Dhaka is still undecided about allowing trade union (TU) activities at special economic zones despite a US threat to cancel the generalised system of preference (GSP) facilities in case the ban continues.

An inter-ministerial committee headed by State Minister for Labour and Manpower Amanullah Aman is currently working out details of a comprehensive strategy regarding introduction of trade union activities in the country's six export processing zones (EPZs).

A final decision in this regard will be taken following recommendations of the inter-ministerial committee, according to sources.

Dhaka however has decided to send a delegation to the US Trade Representatives (USTR) soon to explain its latest position on the matter following an invitation by the USTR, said a high official of the ministry.

“Although we are yet to map out our strategy, all issues including the country's interests vis-à-vis export and investment will be considered in dealing with the TU issue,” said a member of the inter-ministerial committee.

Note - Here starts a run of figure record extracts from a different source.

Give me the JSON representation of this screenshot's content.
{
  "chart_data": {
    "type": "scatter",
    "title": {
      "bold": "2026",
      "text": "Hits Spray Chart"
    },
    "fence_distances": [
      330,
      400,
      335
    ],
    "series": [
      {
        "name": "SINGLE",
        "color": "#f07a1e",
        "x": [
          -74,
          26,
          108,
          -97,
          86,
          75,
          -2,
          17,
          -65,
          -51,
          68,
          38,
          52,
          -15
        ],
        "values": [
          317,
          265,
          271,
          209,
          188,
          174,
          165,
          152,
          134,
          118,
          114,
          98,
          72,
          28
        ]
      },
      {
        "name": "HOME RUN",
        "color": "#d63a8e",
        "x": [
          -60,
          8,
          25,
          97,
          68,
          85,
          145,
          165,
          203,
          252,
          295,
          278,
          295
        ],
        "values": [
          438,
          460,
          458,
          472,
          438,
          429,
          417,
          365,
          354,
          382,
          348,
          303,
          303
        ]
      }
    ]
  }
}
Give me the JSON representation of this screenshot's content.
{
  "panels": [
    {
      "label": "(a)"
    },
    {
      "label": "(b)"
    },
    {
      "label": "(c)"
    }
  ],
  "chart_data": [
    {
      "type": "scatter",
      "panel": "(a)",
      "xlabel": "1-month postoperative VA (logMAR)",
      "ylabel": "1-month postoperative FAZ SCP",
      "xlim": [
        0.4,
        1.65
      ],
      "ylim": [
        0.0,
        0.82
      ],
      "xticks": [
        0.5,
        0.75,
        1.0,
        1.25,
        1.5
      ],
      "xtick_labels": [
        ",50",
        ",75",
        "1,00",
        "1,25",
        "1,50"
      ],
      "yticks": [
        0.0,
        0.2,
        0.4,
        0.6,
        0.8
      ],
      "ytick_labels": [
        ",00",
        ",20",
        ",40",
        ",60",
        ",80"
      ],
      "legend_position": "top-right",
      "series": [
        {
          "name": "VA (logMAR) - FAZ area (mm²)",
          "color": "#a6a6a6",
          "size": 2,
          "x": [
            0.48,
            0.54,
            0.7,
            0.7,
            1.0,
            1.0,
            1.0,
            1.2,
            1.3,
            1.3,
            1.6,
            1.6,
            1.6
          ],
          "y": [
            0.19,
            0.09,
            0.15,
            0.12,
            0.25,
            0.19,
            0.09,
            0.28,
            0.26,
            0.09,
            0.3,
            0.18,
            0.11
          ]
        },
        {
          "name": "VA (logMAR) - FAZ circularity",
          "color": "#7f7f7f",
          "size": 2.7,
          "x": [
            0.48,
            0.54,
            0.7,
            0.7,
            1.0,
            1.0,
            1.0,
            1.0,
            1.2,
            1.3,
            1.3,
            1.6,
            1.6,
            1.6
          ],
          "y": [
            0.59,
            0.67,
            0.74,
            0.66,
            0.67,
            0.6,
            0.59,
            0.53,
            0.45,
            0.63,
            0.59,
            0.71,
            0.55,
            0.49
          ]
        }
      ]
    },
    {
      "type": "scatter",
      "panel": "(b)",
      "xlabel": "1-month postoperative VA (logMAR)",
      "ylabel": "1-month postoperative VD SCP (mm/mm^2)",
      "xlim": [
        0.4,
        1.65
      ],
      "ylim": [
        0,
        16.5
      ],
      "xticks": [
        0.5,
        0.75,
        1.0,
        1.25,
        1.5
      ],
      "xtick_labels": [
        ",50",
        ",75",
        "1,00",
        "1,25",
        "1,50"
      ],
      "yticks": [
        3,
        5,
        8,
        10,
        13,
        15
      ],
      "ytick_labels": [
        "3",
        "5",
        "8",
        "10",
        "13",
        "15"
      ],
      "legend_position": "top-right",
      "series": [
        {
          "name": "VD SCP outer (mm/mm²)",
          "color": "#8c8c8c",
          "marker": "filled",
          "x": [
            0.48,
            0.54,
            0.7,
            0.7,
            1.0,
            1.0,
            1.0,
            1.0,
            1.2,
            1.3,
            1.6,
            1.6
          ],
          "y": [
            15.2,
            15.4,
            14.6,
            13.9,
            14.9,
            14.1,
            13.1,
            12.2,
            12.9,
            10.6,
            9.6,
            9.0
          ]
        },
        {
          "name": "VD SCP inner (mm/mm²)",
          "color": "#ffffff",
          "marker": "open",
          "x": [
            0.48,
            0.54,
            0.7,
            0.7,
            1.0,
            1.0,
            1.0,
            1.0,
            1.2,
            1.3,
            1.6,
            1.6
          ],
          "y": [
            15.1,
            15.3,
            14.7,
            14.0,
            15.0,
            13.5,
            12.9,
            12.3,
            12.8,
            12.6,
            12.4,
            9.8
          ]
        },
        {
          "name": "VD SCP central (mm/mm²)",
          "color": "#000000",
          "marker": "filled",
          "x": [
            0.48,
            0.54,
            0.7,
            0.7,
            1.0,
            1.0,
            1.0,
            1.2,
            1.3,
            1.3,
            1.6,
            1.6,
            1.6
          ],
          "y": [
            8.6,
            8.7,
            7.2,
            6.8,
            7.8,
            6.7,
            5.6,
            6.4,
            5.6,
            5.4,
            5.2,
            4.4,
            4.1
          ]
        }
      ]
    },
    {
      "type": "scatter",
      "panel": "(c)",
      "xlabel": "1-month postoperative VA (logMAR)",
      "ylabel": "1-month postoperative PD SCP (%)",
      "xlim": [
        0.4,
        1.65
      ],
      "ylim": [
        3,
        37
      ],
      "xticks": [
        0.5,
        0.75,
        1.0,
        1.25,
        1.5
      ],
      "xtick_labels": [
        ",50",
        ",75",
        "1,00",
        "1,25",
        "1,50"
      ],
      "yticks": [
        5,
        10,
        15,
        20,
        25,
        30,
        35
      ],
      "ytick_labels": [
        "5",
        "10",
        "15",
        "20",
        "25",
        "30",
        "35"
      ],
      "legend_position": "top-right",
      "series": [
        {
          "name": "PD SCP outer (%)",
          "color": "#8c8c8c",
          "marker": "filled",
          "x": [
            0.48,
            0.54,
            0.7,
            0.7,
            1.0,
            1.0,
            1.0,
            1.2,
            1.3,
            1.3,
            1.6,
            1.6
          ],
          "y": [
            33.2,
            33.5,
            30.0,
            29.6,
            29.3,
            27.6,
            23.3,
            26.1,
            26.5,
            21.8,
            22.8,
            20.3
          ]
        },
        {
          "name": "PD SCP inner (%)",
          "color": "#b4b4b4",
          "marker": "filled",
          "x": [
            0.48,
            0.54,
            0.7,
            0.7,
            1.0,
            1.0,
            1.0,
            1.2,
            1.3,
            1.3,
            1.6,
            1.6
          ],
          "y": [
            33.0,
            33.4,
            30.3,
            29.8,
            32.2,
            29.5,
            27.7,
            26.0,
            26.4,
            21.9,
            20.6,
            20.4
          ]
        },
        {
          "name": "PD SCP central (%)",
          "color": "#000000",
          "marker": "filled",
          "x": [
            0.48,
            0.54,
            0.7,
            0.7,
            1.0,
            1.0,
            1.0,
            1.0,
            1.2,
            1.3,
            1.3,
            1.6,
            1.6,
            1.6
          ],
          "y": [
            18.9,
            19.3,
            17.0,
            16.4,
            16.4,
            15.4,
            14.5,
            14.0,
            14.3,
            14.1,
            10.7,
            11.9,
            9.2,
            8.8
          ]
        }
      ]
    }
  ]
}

Formed in the first week of April, the committee was supposed to submit its recommendations within three months. Its tenure was extended for three more months during which it held a number of meetings but still fell short of making recommendations, sources said. The committee is again scheduled to meet today.

“We are exploring all ways to protect workers' rights as well as safeguard the interest of investors before taking any final decision,” Aman told The Daily Star Saturday.

He further said the workers and employees at factories in the EPZs are being given special training about norms in the special zones and ways to protect their rights.

“EPZs are special economic zones and TU activities there should also be in that context and therefore different from other cases,” the minister said adding that the government was always in favour of trade unionism.

On several occasions, the newly appointed US Ambassador in Bangladesh Harry K Thomas expressed disappointment over non-compliance of international labour standards in the EPZs.

He observed Bangladesh may lose GSP facilities and chance of getting duty-free access of its products to the US markets if it fails to raise the standard of workers—meaning to allow trade union—by January 2004.

Under heavy pressure from Washington, the previous Awami League government had agreed in principle and assured the US of allowing trade unions at the EPZs from 2004.

The US is the largest buyer of Bangladeshi products, accounting for 44 per cent of its total export.

On the other hand, foreign financiers in the EPZs on several occasions have threatened to withdraw their investments if TUs are allowed.

They claimed they invested in the EPZs following assurance that no trade union will be allowed in line with the Bepza Act.